『経営目標は1つだけではいけない』 (社長は社員に数字教育をしないと社員に勘違いされます)
月次決算の数字を全社員で共有する
経営計画書の核になるのは、社員の未来像と事業の未来像ですが、私は多くの会社の経営計画書を見ていますが、短期利益計画のみです。
すなわち1年間の利益計画と販売計画です。
社員には数字教育がなされていないので、何故これだけの経常利益を出さなければならないのか、経常利益から逆算して算出された売上高が必達なのか、そして目標売上高を超えると超過額の何%が利益として増えるのか、逆に不足すると不足額の何%が目標利益額より減るのか社員はわかっていません。
社長は社員に本気になって利益計画の達成に取り組んでもらおうとするなら、計画と実績の差をチェックして対策を打たなければなりません。
そのために最低限月次決算の数字を全社員で共有することが大事です。
共有するためには、社員に数字教育をして、社長の説明を社員がわかるようにしなければ社員に勘違いされます。
数字教育の最高の教科書が古田土式月次決算書の未来会計図表です。
この1表だけで十分教育できます。
活用して下さい。
会社の未来を決める戦略 8つの目標
会社の未来を決めるのは、事業です。
短期利益計画のみでは、現商品の現市場に対する計画なので、未来の事業に対する計画がありません。
過去の延長線上に未来はありません。
新規事業こそが会社の未来を決める戦略です。
社長は5ヶ年の中期事業計画を立案し、事業計画として現商品、現市場での5ヶ年計画を策定し、市場の動向を予想し、どの商品が成長し、衰退するのかを計画するとともに毎年増加しなければならない粗利益額を稼ぐために新商品の開発と、新市場の開拓で売上を確保する計画を立てます。
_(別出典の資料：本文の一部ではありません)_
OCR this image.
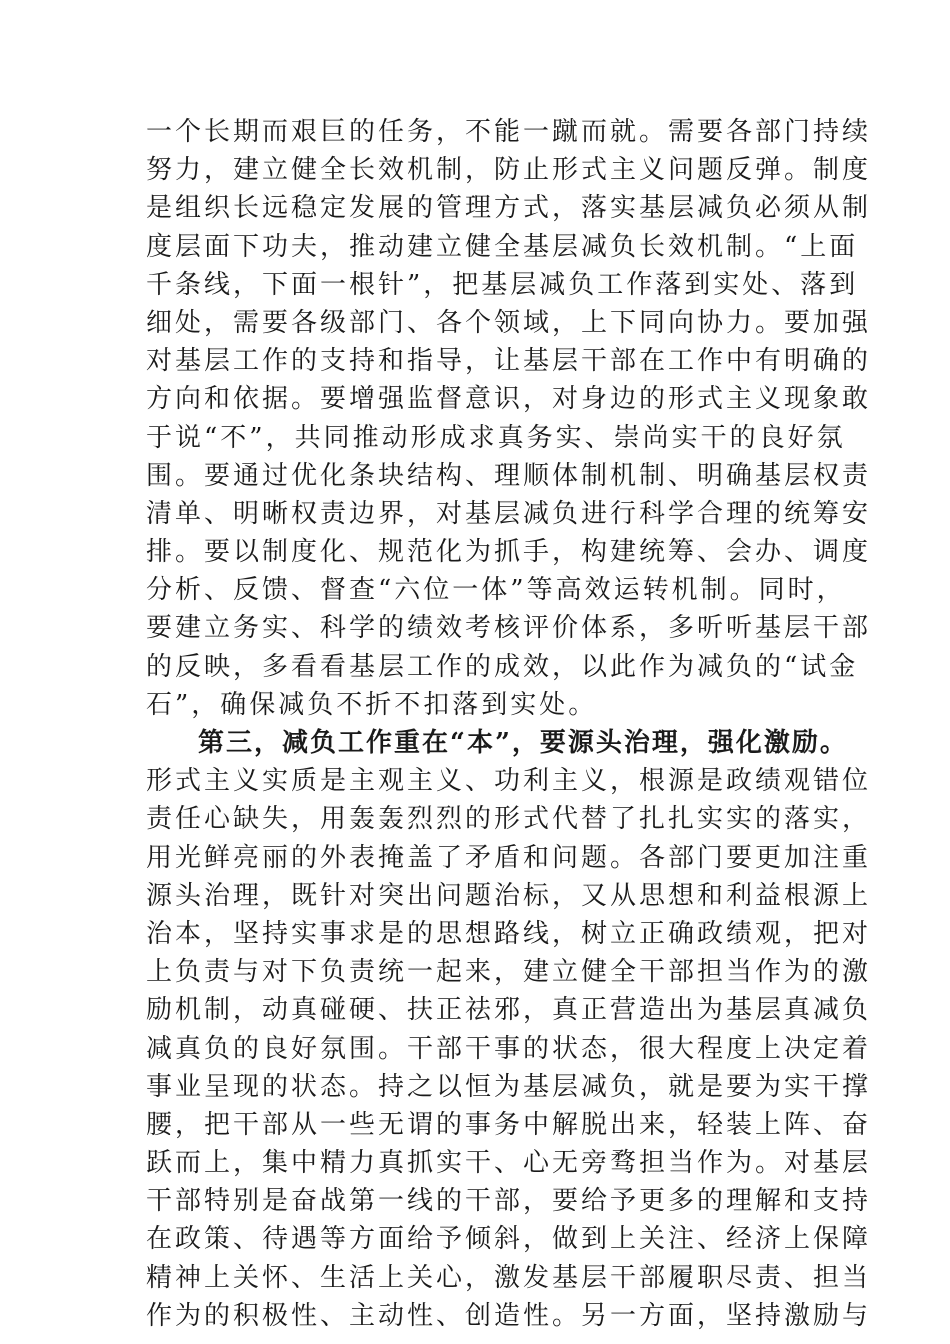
一个长期而艰巨的任务，不能一蹴而就。需要各部门持续
努力，建立健全长效机制，防止形式主义问题反弹。制度
是组织长远稳定发展的管理方式，落实基层减负必须从制
度层面下功夫，推动建立健全基层减负长效机制。“上面
千条线，下面一根针”，把基层减负工作落到实处、落到
细处，需要各级部门、各个领域，上下同向协力。要加强
对基层工作的支持和指导，让基层干部在工作中有明确的
方向和依据。要增强监督意识，对身边的形式主义现象敢
于说“不”，共同推动形成求真务实、崇尚实干的良好氛
围。要通过优化条块结构、理顺体制机制、明确基层权责
清单、明晰权责边界，对基层减负进行科学合理的统筹安
排。要以制度化、规范化为抓手，构建统筹、会办、调度
分析、反馈、督查“六位一体”等高效运转机制。同时，
要建立务实、科学的绩效考核评价体系，多听听基层干部
的反映，多看看基层工作的成效，以此作为减负的“试金
石”，确保减负不折不扣落到实处。
第三，减负工作重在“本”，要源头治理，强化激励。
形式主义实质是主观主义、功利主义，根源是政绩观错位
责任心缺失，用轰轰烈烈的形式代替了扎扎实实的落实，
用光鲜亮丽的外表掩盖了矛盾和问题。各部门要更加注重
源头治理，既针对突出问题治标，又从思想和利益根源上
治本，坚持实事求是的思想路线，树立正确政绩观，把对
上负责与对下负责统一起来，建立健全干部担当作为的激
励机制，动真碰硬、扶正祛邪，真正营造出为基层真减负
减真负的良好氛围。干部干事的状态，很大程度上决定着
事业呈现的状态。持之以恒为基层减负，就是要为实干撑
腰，把干部从一些无谓的事务中解脱出来，轻装上阵、奋
跃而上，集中精力真抓实干、心无旁骛担当作为。对基层
干部特别是奋战第一线的干部，要给予更多的理解和支持
在政策、待遇等方面给予倾斜，做到上关注、经济上保障
精神上关怀、生活上关心，激发基层干部履职尽责、担当
作为的积极性、主动性、创造性。另一方面，坚持激励与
中期事業計画で一番大事なのは、事業計画で次に利益計画ですが、2つの目標だけではP/L中心の計画なので、不十分です。
バランスの取れた未来像は描けません。
この他に3番目の目標として要員計画、4番目に設備投資計画、5番目に資本金計画、この計画では5年後の自己資本比率や純資産額を決め、毎年少しずつ高める数字を計画します。
6番目に、資金計画、現在の預金、借入金を出発点として5年後の目標とする預金、借入金を計画し、この5年間で利益による借入金の返済ではなく、まず貸借対照表(B/S)の体質改善によりどれだけ預金が増え、借入金が返済できるか計算し、足りない分を利益で賄うのが無駄がなく、売上拡大に走らない正しい計画の立て方です。
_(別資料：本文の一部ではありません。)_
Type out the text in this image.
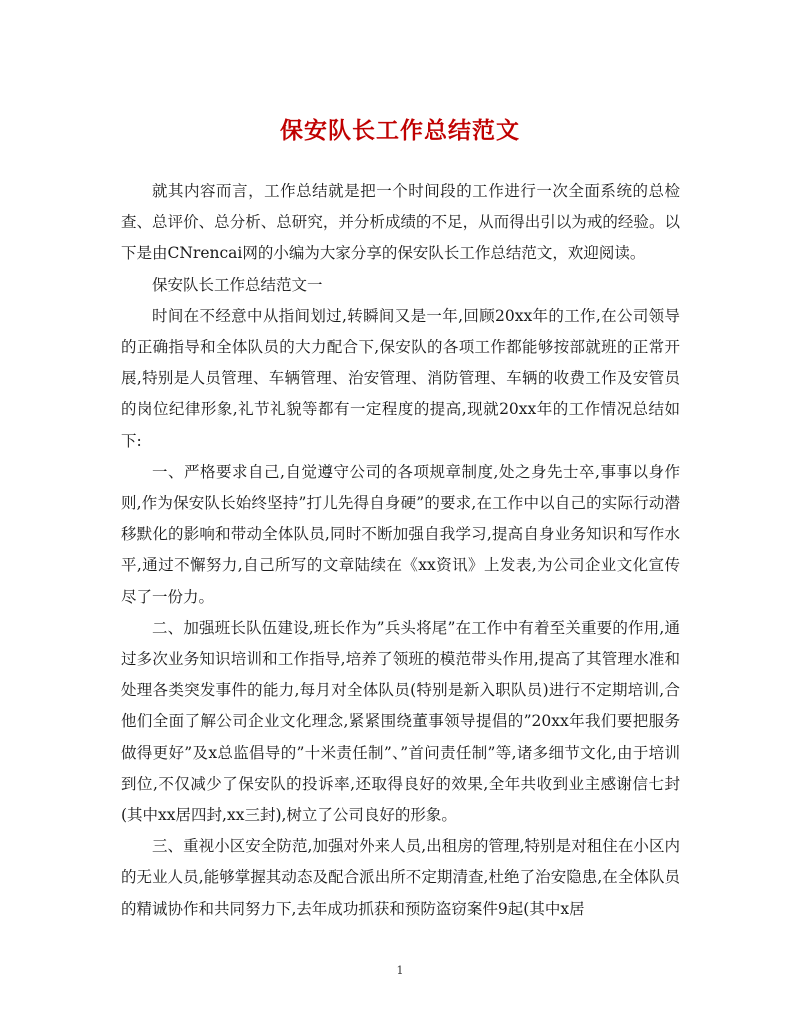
保安队长工作总结范文

就其内容而言，工作总结就是把一个时间段的工作进行一次全面系统的总检查、总评价、总分析、总研究，并分析成绩的不足，从而得出引以为戒的经验。以下是由CNrencai网的小编为大家分享的保安队长工作总结范文，欢迎阅读。

保安队长工作总结范文一

时间在不经意中从指间划过,转瞬间又是一年,回顾20xx年的工作,在公司领导的正确指导和全体队员的大力配合下,保安队的各项工作都能够按部就班的正常开展,特别是人员管理、车辆管理、治安管理、消防管理、车辆的收费工作及安管员的岗位纪律形象,礼节礼貌等都有一定程度的提高,现就20xx年的工作情况总结如下:

一、严格要求自己,自觉遵守公司的各项规章制度,处之身先士卒,事事以身作则,作为保安队长始终坚持”打儿先得自身硬”的要求,在工作中以自己的实际行动潜移默化的影响和带动全体队员,同时不断加强自我学习,提高自身业务知识和写作水平,通过不懈努力,自己所写的文章陆续在《xx资讯》上发表,为公司企业文化宣传尽了一份力。

二、加强班长队伍建设,班长作为”兵头将尾”在工作中有着至关重要的作用,通过多次业务知识培训和工作指导,培养了领班的模范带头作用,提高了其管理水准和处理各类突发事件的能力,每月对全体队员(特别是新入职队员)进行不定期培训,合他们全面了解公司企业文化理念,紧紧围绕董事领导提倡的”20xx年我们要把服务做得更好”及x总监倡导的”十米责任制”、”首问责任制”等,诸多细节文化,由于培训到位,不仅减少了保安队的投诉率,还取得良好的效果,全年共收到业主感谢信七封(其中xx居四封,xx三封),树立了公司良好的形象。

三、重视小区安全防范,加强对外来人员,出租房的管理,特别是对租住在小区内的无业人员,能够掌握其动态及配合派出所不定期清查,杜绝了治安隐患,在全体队员的精诚协作和共同努力下,去年成功抓获和预防盗窃案件9起(其中x居

1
7番目に生産性、生産性は、1人当たりの粗利益高と経常利益です。
中小企業は、大きくなることより、1人当たりの経常利益が高いことに誇りを持つべきです。
私共のお客様でも1人当たりの経常利益が500万円を超えている会社はいくつもあります。
1,000万円近く稼いでいる会社もあります。
8番目は収益性です。
収益性は損益分岐点比率で評価します。
現在90%とするなら、5年後に80%を目指すという計画です。
経営目標は1つではなく、できれば以上のように8つの目標を掲げることによって、未来が具体的にイメージできバランスのとれた会社になります。
中期事業計画は、古田土会計の経営計画書P48にあります。
是非参考にして下さい。
社員の処遇
もう1つ大事な経営目標があります。
それは社員の処遇です。
P26で⑴高給与を実現するで1,000万円給与を取れる社員の数、30歳での給与、役職ごとの給与の額の目標を明示しました。
⑵時短の目標⑶終身雇用制の約束⑷定年後の働き方⑸第2の人生の目標等を明示し、社員が夢と希望、安心できる未来像を掲げました。
人は目標があるから、努力し、頑張れます。
1つの目標より、8つの目標や社員の処遇を具体的に掲げたほうが目標が実現できる可能性が高いことを私は体験から知っています。